Youth Group FES tuition includes the $25 registration fee to participate in our kindergarten youth group KATANTY K/1.
Youth Choir FES children are welcome to participate in Youth Choir on Sunday mornings from 10:30-11:00 AM with our Sunday Religious School students.
Tuition Assistance We have tuition assistance available for the FES program, just like Sunday Religious School. We will work with every family to make participation possible.

Some of the feedback that I’ve heard so far about the FES is that it sounds like a huge commitment. In reality, the commitment isn’t substantially different from Sunday Religious School hour-for-hour. In fact, the Shabbat Dinners are the only additional time. What is different is that the schedule is not predictable (though it is set for the year already) and that at least one parent, but hopefully whole families, must participate in the program.

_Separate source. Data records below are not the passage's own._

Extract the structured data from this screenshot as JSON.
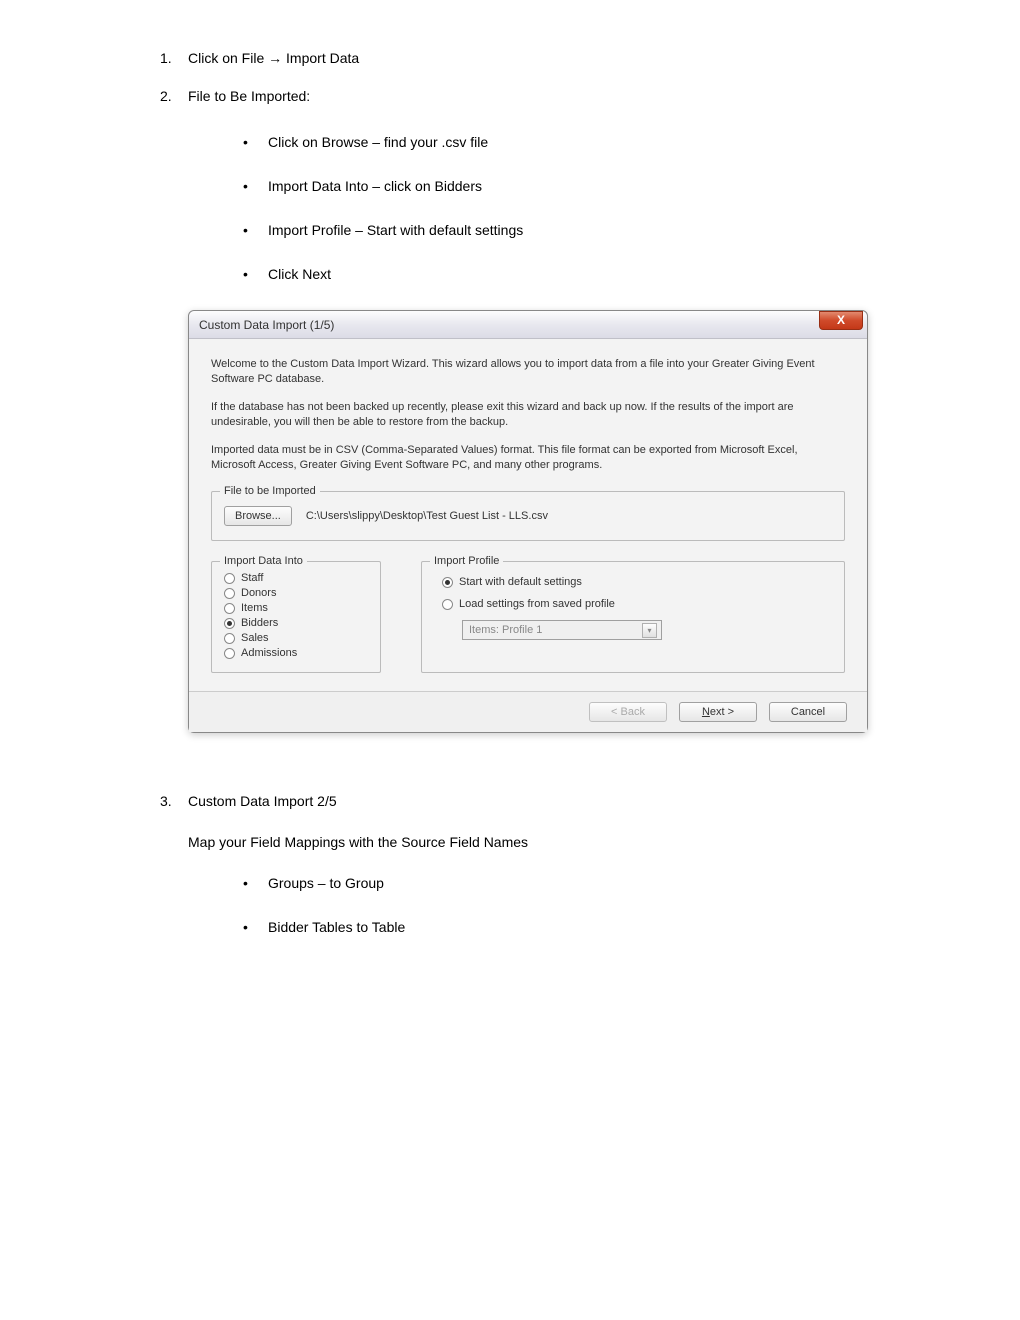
{
  "steps": {
    "s1": {
      "num": "1.",
      "title_prefix": "Click on File ",
      "arrow": "→",
      "title_suffix": " Import Data"
    },
    "s2": {
      "num": "2.",
      "title": "File to Be Imported:",
      "bullets": {
        "b1": "Click on Browse – find your .csv file",
        "b2": "Import Data Into – click on Bidders",
        "b3": "Import Profile – Start with default settings",
        "b4": "Click Next"
      }
    },
    "s3": {
      "num": "3.",
      "title": "Custom Data Import 2/5",
      "intro": "Map your Field Mappings with the Source Field Names",
      "bullets": {
        "b1": "Groups – to Group",
        "b2": "Bidder Tables to Table"
      }
    }
  },
  "dialog": {
    "title": "Custom Data Import (1/5)",
    "close": "X",
    "para1": "Welcome to the Custom Data Import Wizard. This wizard allows you to import data from a file into your Greater Giving Event Software PC database.",
    "para2": "If the database has not been backed up recently, please exit this wizard and back up now. If the results of the import are undesirable, you will then be able to restore from the backup.",
    "para3": "Imported data must be in CSV (Comma-Separated Values) format. This file format can be exported from Microsoft Excel, Microsoft Access, Greater Giving Event Software PC, and many other programs.",
    "file_legend": "File to be Imported",
    "browse": "Browse...",
    "filepath": "C:\\Users\\slippy\\Desktop\\Test Guest List - LLS.csv",
    "into_legend": "Import Data Into",
    "into_options": {
      "staff": "Staff",
      "donors": "Donors",
      "items": "Items",
      "bidders": "Bidders",
      "sales": "Sales",
      "admissions": "Admissions"
    },
    "profile_legend": "Import Profile",
    "profile_default": "Start with default settings",
    "profile_load": "Load settings from saved profile",
    "profile_select": "Items: Profile 1",
    "btn_back": "< Back",
    "btn_next": "Next >",
    "btn_cancel": "Cancel"
  }
}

We need at least 12 families to choose the Family Experiential School in order to offer this pilot year. If your family would like to know more about the FES or you know a kindergarten family that we can reach to for either the FES or Religious School, let us know! Everyone at Temple Beth El is excited to bring kindergarten families into the center of synagogue life, through either program and in whatever way is most appropriate for them.

I hope that our first year of the FES helps one group of kindergarten families next to find more time together, more time for Torah, and more time for pancakes.